沈誉一其实听不懂知识体系到底是个什么东西,他觉得这东西非常玄妙。知识体系、知识框架......他觉得自己脑袋里可能就没有这种东西存在。但是既然舟舟有说,那这东西就必须存在,无论如何他都得搞出一个来。
他觉得自己周身的空气都充满了奋斗的气息。沈誉一现在连床都不赖了,每天五点五十准时起床,因为他记得郑小舟也是这个时间起床,在f大游泳馆游半个小时的泳。
这半个小时是沈誉一每天唯一的娱乐时间,他兴冲冲地骑车到f大游泳馆,换上泳裤游半小时泳。郑小舟懒得搭理他,沈誉一就自己游,像条生机勃勃的狗鱼,在水里自由地游动。
之前郑小舟高中毕业那阵,他吵着闹着要和郑小舟学自由泳和仰泳,郑小舟却嫌他笨,懒得教。现在沈誉一唯一会的泳姿就是中考前练的蛙泳,他个人觉得这个泳姿不是十分优雅,又不想花钱报游泳班学,只好嘟嘟囔囔地缠着郑小舟要他教。
祈源临海,郑小舟从小和祝明他们下水玩,水性十分好,被他磨久了,只好每天抽出一点时间给他看动作,一个不对就照着脑袋狠狠抽一下。在他的铁血教学之下,沈誉一迅速学会了自由泳和仰泳,期间吃了不少水,眼泪常常糊一脸。
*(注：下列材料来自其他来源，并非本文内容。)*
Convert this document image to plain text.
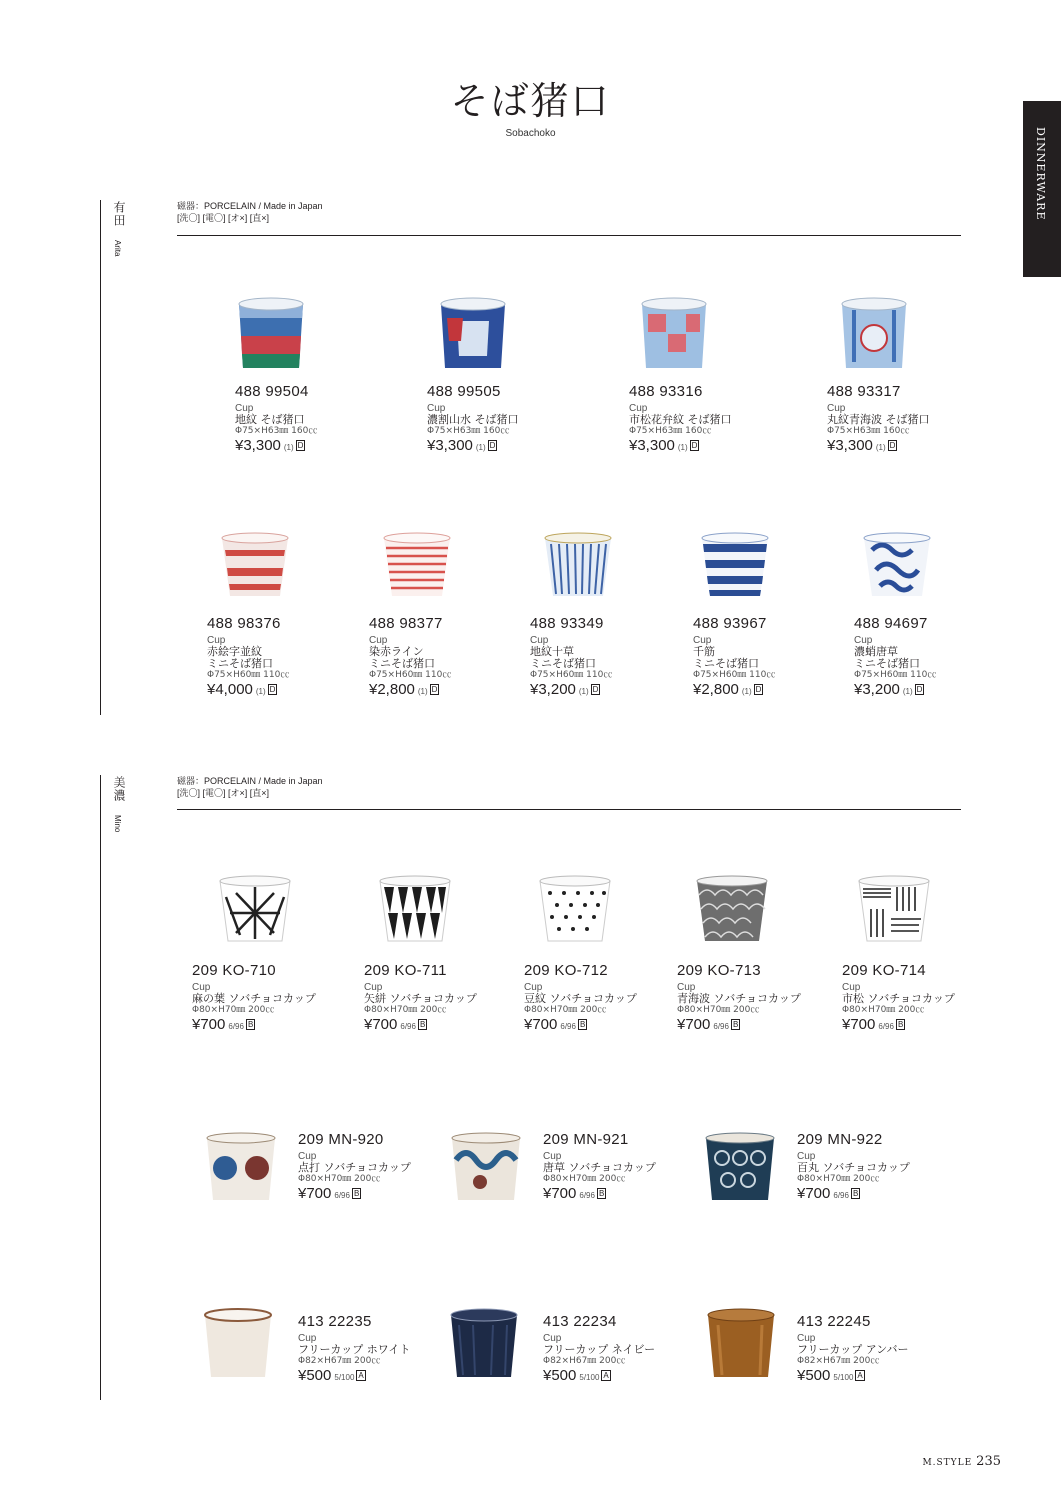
そば猪口
Sobachoko	DINNERWARE
有田
Arita
磁器：PORCELAIN / Made in Japan
[洗〇] [電〇] [オ×] [直×]
美濃
Mino
磁器：PORCELAIN / Made in Japan
[洗〇] [電〇] [オ×] [直×]
488 99504
Cup
地紋 そば猪口
Φ75×H63㎜ 160㏄
¥3,300 (1) D
488 99505
Cup
濃割山水 そば猪口
Φ75×H63㎜ 160㏄
¥3,300 (1) D
488 93316
Cup
市松花弁紋 そば猪口
Φ75×H63㎜ 160㏄
¥3,300 (1) D
488 93317
Cup
丸紋青海波 そば猪口
Φ75×H63㎜ 160㏄
¥3,300 (1) D
488 98376
Cup
赤絵字並紋
ミニそば猪口
Φ75×H60㎜ 110㏄
¥4,000 (1) D
488 98377
Cup
染赤ライン
ミニそば猪口
Φ75×H60㎜ 110㏄
¥2,800 (1) D
488 93349
Cup
地紋十草
ミニそば猪口
Φ75×H60㎜ 110㏄
¥3,200 (1) D
488 93967
Cup
千筋
ミニそば猪口
Φ75×H60㎜ 110㏄
¥2,800 (1) D
488 94697
Cup
濃蛸唐草
ミニそば猪口
Φ75×H60㎜ 110㏄
¥3,200 (1) D
209 KO-710
Cup
麻の葉 ソバチョコカップ
Φ80×H70㎜ 200㏄
¥700 6/96 B
209 KO-711
Cup
矢絣 ソバチョコカップ
Φ80×H70㎜ 200㏄
¥700 6/96 B
209 KO-712
Cup
豆紋 ソバチョコカップ
Φ80×H70㎜ 200㏄
¥700 6/96 B
209 KO-713
Cup
青海波 ソバチョコカップ
Φ80×H70㎜ 200㏄
¥700 6/96 B
209 KO-714
Cup
市松 ソバチョコカップ
Φ80×H70㎜ 200㏄
¥700 6/96 B
209 MN-920
Cup
点打 ソバチョコカップ
Φ80×H70㎜ 200㏄
¥700 6/96 B
209 MN-921
Cup
唐草 ソバチョコカップ
Φ80×H70㎜ 200㏄
¥700 6/96 B
209 MN-922
Cup
百丸 ソバチョコカップ
Φ80×H70㎜ 200㏄
¥700 6/96 B
413 22235
Cup
フリーカップ ホワイト
Φ82×H67㎜ 200㏄
¥500 5/100 A
413 22234
Cup
フリーカップ ネイビー
Φ82×H67㎜ 200㏄
¥500 5/100 A
413 22245
Cup
フリーカップ アンバー
Φ82×H67㎜ 200㏄
¥500 5/100 A
M.STYLE 235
沈誉一游完泳就洗个五分钟战斗澡,叼着包子骑车回学校。f大和他们高中离得不远,骑车十五分钟就能到,普安的早自习七点二十开始,班主任几次想逮住他都没有成功——沈誉一卡点卡得太巧妙了,每次都能在班主任出现在后门窗户的前一秒冲到座位上,直着腰板背《离骚》。
沈誉一的同桌朱小杰非常不理解,背诵《离骚》难道是什么难事吗?为什么这个人一背到“佩缤纷其繁饰兮”,就会自动跳转到“苟余情其信芳”?然后继续摇头晃脑地重复他之前背过的那一段?
他好像完全意识不到自己的无缝衔接,只管抻着脖子大声背。朱小杰渐渐对他产生了怜悯,下课甚至会主动教他做数学题,沈誉一很感激他。
上学的日子往往过得非常快,一转眼就到了暑假。高二升高三的暑假就像太监的鸡鸡、处男的射精,短到你没脾气。
沈誉一觉得这回期末能进步不少,他觉得自己这次这么努力,要是分数再上不去简直天理难容。成绩一出来,他却比上回期中还退步了十多名,这让沈誉一感到非常沮丧。放假了,他就把自己闷在卧室里,每日直愣愣地对着学校一轮复习的材料,咬着牙把错题做了一遍又一遍。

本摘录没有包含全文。